Brown fat is the good kind of fat. We often call it baby fat, because babies and hibernating animals have a lot of it, and it can disappear quickly. In brown fat there is a lot of mitochondria, which are power factories in the cell which use glucose to produce energy. White fat is the bad kind of fat. It mainly functions as a storage for glucose and has very little mitochondria.
At low temperatures the mitochondrion in brown fat turns on, producing energy and heat as a by-product. The glucose needed to power the mitochondria in brown fat comes from the foods we eat and the glucose storage in white fat.
Depending on what our body needs, we also have beige fat. These can function as white fat and store glucose, but when needed turn brown-like to use glucose to provide energy and heat.
Tseng and her team found that they could make white fat behave like brown fat (they aptly named it human brown-like cells, or HUMBLE cells) by turning on the UCP1 gene. This gene codes for UCP1 protein, which is vital for mitochondria to turn on and produce heat, literally burning glucose.

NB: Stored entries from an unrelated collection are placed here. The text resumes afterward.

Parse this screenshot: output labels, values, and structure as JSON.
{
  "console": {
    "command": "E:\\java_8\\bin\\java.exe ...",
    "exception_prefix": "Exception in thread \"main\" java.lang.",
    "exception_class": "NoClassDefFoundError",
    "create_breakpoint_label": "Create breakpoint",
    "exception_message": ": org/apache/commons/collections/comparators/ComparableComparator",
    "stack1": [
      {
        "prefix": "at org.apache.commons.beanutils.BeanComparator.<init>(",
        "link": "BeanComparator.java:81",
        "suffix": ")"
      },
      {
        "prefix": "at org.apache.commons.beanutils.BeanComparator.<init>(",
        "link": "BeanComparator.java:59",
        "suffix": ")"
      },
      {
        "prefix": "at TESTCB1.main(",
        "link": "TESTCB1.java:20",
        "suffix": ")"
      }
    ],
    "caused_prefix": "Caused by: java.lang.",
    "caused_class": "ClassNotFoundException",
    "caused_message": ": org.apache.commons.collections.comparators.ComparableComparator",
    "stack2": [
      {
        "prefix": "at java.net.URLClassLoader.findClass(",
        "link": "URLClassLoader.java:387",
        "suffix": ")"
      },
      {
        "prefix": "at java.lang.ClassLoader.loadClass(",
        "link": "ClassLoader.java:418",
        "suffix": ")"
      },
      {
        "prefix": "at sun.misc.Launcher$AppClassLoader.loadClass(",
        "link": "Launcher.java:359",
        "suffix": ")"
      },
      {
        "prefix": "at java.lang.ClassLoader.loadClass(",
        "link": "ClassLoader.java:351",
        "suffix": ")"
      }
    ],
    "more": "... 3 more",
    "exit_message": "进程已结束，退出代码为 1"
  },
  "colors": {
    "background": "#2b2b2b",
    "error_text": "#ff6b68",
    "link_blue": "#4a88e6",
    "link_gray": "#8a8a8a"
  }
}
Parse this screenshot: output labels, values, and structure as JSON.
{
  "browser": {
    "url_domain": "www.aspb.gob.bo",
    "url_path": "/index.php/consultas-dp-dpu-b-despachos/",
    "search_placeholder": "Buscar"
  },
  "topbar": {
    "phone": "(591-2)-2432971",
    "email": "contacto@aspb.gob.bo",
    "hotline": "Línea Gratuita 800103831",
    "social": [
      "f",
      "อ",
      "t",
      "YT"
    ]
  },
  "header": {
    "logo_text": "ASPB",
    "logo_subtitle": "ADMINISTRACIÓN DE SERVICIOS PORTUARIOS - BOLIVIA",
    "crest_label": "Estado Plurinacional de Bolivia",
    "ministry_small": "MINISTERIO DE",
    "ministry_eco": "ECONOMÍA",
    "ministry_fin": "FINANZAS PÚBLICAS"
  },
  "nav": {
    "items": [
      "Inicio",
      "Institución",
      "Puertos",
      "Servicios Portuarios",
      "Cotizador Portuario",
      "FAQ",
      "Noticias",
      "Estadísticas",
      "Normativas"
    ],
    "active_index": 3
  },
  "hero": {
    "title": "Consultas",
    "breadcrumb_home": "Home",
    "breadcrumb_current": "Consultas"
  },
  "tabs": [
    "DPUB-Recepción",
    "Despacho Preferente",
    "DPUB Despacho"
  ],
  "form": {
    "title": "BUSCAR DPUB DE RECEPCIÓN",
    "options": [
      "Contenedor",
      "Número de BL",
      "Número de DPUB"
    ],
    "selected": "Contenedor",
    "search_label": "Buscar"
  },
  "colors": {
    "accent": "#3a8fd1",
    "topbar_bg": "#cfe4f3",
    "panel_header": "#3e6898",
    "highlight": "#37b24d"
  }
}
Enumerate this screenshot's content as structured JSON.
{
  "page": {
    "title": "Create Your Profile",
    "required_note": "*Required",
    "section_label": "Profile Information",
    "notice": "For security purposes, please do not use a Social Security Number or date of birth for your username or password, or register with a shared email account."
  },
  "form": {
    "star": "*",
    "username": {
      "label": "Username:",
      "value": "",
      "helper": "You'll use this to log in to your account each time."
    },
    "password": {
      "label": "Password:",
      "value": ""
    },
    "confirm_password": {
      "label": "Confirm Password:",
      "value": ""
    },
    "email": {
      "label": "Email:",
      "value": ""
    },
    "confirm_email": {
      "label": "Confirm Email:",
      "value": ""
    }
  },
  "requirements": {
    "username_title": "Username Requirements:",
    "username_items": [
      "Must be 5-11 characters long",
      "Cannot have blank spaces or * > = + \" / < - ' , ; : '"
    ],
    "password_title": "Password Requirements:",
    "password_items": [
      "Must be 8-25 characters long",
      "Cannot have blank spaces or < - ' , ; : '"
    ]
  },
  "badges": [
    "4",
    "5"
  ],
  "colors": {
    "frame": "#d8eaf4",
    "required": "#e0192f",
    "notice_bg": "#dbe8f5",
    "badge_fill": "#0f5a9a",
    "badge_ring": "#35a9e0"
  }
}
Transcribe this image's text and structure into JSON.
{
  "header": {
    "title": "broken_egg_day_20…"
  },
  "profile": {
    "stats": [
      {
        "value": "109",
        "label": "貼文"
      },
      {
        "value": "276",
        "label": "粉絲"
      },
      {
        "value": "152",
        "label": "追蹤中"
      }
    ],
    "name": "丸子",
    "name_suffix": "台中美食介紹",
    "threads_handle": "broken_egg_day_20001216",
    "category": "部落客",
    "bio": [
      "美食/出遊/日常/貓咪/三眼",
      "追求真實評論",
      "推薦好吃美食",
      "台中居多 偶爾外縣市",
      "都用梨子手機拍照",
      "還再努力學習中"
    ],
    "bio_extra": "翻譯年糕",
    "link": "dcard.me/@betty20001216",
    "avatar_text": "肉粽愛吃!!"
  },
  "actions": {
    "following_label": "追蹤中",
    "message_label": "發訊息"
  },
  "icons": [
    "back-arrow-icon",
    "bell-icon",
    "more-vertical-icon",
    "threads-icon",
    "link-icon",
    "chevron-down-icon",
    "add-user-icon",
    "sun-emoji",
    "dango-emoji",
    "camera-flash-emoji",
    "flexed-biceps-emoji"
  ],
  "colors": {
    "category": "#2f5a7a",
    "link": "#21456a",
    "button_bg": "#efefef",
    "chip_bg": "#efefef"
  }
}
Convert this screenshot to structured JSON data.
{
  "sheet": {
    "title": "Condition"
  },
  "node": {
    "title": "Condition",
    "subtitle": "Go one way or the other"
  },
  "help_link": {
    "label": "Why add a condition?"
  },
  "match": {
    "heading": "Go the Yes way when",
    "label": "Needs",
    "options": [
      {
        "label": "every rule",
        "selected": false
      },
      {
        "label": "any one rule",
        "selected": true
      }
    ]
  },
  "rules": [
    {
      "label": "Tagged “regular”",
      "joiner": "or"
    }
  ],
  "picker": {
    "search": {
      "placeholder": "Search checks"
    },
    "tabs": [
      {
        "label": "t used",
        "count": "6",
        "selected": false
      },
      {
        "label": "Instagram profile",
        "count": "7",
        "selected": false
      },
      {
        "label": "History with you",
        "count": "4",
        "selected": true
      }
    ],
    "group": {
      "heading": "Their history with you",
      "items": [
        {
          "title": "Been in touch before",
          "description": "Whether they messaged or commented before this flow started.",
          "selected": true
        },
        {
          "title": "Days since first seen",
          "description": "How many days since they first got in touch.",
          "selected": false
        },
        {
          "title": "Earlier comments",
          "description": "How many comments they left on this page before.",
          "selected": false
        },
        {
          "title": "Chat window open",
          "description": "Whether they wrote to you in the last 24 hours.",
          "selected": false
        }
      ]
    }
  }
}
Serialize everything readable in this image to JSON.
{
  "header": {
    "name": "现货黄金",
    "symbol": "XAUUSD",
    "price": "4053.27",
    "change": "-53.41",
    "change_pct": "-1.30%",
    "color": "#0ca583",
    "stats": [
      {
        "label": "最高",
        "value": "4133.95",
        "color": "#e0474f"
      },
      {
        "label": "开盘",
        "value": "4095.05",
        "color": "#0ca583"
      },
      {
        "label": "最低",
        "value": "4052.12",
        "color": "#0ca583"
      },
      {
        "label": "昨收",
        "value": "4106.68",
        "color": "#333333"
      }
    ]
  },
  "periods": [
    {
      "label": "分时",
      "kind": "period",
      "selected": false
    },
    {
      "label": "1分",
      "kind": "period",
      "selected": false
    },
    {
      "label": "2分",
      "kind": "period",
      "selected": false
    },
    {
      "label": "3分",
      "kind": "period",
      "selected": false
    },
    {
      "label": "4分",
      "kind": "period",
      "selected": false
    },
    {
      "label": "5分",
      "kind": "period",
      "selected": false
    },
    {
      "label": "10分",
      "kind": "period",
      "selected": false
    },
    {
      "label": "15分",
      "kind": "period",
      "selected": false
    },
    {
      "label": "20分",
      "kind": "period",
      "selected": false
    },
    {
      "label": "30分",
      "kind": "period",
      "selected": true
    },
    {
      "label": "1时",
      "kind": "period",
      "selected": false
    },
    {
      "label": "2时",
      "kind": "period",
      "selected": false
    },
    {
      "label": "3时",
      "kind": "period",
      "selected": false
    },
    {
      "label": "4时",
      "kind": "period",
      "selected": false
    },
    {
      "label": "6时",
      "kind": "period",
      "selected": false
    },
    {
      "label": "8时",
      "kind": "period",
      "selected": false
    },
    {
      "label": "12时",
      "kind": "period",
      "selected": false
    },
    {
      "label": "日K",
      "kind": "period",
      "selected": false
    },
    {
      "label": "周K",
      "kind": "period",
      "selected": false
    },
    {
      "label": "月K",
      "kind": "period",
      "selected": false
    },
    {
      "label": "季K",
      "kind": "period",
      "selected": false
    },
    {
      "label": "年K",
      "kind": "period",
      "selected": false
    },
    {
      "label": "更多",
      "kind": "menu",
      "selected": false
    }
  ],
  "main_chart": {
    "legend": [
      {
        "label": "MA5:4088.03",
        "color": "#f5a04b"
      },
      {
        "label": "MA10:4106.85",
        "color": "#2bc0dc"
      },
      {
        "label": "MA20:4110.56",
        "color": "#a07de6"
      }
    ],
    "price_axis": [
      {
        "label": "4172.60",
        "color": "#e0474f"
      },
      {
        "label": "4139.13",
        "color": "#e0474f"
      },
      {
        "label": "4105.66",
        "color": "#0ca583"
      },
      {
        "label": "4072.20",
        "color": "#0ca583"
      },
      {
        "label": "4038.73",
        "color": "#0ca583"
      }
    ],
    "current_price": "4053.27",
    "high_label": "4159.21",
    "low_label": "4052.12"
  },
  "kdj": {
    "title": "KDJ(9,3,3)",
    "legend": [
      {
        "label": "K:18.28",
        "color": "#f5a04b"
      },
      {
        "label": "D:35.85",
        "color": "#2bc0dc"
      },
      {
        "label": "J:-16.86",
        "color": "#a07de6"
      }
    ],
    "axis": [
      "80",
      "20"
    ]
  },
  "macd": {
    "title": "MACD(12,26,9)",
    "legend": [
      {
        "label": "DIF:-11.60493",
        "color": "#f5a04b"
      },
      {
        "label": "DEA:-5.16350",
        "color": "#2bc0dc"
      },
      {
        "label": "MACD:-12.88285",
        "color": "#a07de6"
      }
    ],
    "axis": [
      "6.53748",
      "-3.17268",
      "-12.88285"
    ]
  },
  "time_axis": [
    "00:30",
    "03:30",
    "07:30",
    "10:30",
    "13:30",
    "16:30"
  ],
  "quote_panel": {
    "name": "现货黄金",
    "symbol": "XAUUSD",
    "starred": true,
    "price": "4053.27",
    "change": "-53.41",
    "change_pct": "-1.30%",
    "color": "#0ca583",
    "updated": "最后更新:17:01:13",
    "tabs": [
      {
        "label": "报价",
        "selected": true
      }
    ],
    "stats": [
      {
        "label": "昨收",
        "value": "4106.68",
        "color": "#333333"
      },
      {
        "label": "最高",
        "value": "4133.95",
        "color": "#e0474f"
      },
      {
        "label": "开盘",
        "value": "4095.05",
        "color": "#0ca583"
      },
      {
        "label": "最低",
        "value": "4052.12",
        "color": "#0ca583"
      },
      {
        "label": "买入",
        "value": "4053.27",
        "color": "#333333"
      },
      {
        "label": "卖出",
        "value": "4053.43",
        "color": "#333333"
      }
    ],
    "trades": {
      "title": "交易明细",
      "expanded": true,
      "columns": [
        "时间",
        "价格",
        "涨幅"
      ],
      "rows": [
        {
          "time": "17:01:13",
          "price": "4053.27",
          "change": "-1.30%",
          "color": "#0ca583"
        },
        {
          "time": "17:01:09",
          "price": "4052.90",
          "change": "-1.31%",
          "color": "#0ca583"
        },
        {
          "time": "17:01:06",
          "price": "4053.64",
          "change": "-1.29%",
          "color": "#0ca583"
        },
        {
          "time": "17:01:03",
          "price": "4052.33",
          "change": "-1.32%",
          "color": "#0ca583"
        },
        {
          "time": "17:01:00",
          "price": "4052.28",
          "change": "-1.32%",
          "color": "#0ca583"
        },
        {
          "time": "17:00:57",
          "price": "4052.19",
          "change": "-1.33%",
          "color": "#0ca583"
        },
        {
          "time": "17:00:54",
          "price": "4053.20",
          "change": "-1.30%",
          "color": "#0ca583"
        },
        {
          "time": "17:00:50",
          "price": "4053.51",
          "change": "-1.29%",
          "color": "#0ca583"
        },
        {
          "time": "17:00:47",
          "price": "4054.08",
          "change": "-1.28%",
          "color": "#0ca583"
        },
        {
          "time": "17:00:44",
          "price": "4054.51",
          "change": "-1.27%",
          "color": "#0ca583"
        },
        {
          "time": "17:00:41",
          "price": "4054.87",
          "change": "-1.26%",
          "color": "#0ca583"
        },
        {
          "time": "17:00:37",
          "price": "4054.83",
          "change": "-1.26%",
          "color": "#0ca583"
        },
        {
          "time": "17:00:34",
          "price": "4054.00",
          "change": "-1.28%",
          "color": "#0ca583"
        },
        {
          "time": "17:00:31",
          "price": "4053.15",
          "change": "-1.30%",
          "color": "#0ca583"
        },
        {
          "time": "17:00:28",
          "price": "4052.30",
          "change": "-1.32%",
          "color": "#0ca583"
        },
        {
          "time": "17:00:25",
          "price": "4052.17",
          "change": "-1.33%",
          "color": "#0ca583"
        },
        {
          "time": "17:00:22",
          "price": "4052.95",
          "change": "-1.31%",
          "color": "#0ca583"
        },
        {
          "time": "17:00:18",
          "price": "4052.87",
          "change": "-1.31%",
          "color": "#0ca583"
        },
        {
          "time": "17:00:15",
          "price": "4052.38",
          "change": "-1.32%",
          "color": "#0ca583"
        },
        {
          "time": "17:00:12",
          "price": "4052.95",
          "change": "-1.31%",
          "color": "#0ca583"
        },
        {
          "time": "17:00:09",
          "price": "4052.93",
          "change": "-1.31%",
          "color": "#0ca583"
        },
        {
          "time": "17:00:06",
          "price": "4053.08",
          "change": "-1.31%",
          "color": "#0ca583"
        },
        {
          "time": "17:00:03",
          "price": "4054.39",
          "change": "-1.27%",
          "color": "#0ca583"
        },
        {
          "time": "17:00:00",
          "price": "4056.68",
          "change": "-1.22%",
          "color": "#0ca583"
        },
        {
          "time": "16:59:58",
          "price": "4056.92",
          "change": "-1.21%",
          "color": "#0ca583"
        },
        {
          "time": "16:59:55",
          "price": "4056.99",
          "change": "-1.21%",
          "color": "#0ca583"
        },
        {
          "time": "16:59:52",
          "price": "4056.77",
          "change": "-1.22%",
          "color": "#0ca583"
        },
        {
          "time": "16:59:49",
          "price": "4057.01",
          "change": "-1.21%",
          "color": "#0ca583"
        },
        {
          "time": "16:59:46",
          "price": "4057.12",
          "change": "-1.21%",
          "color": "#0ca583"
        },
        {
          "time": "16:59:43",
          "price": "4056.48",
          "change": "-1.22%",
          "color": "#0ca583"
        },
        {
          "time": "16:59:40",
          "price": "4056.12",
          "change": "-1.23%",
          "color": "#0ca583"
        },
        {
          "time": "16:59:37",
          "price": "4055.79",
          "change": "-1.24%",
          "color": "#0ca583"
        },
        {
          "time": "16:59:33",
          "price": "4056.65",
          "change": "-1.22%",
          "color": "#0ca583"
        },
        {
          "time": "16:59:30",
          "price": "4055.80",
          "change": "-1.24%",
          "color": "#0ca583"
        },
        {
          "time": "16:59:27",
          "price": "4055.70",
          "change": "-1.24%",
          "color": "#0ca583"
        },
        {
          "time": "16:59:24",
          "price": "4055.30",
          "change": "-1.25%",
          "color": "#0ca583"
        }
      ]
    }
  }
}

CRISPR/Cas9 was used to edit the UCP1 gene. This method introduces or removes parts of the cell's DNA, turning on or off genes depending on the need. Mice were used to see how this could make a difference. HUMBLE cells were injected into one group of obese mice. A second group was injected with white fat cells and a final group with brown fat cells.
Tseng found that the mice injected with HUMBLE or brown fat cells weighed less than the mice with white fat cells. They also saw that there was an interaction between the injected HUMBLE cells and native brown fat cells. Those brown fat cells used up the most blood glucose, rather than the HUMBLE cells.
is so important because obesity is a common risk factor for heart disease, strokes, diabetes, degenerative disease of the joints and most cancers.
By using similar methods to control fat in people, doctors may be able to prevent obesity, making them healthier. This will also decrease the prevalence of obesity-linked diseases.
Monkey experiments are now being performed at the 木瓜福利影视 of Massachusetts Medical School with chemical ways of producing brown-like cells. If these are promising, we may see something in clinical trials one day.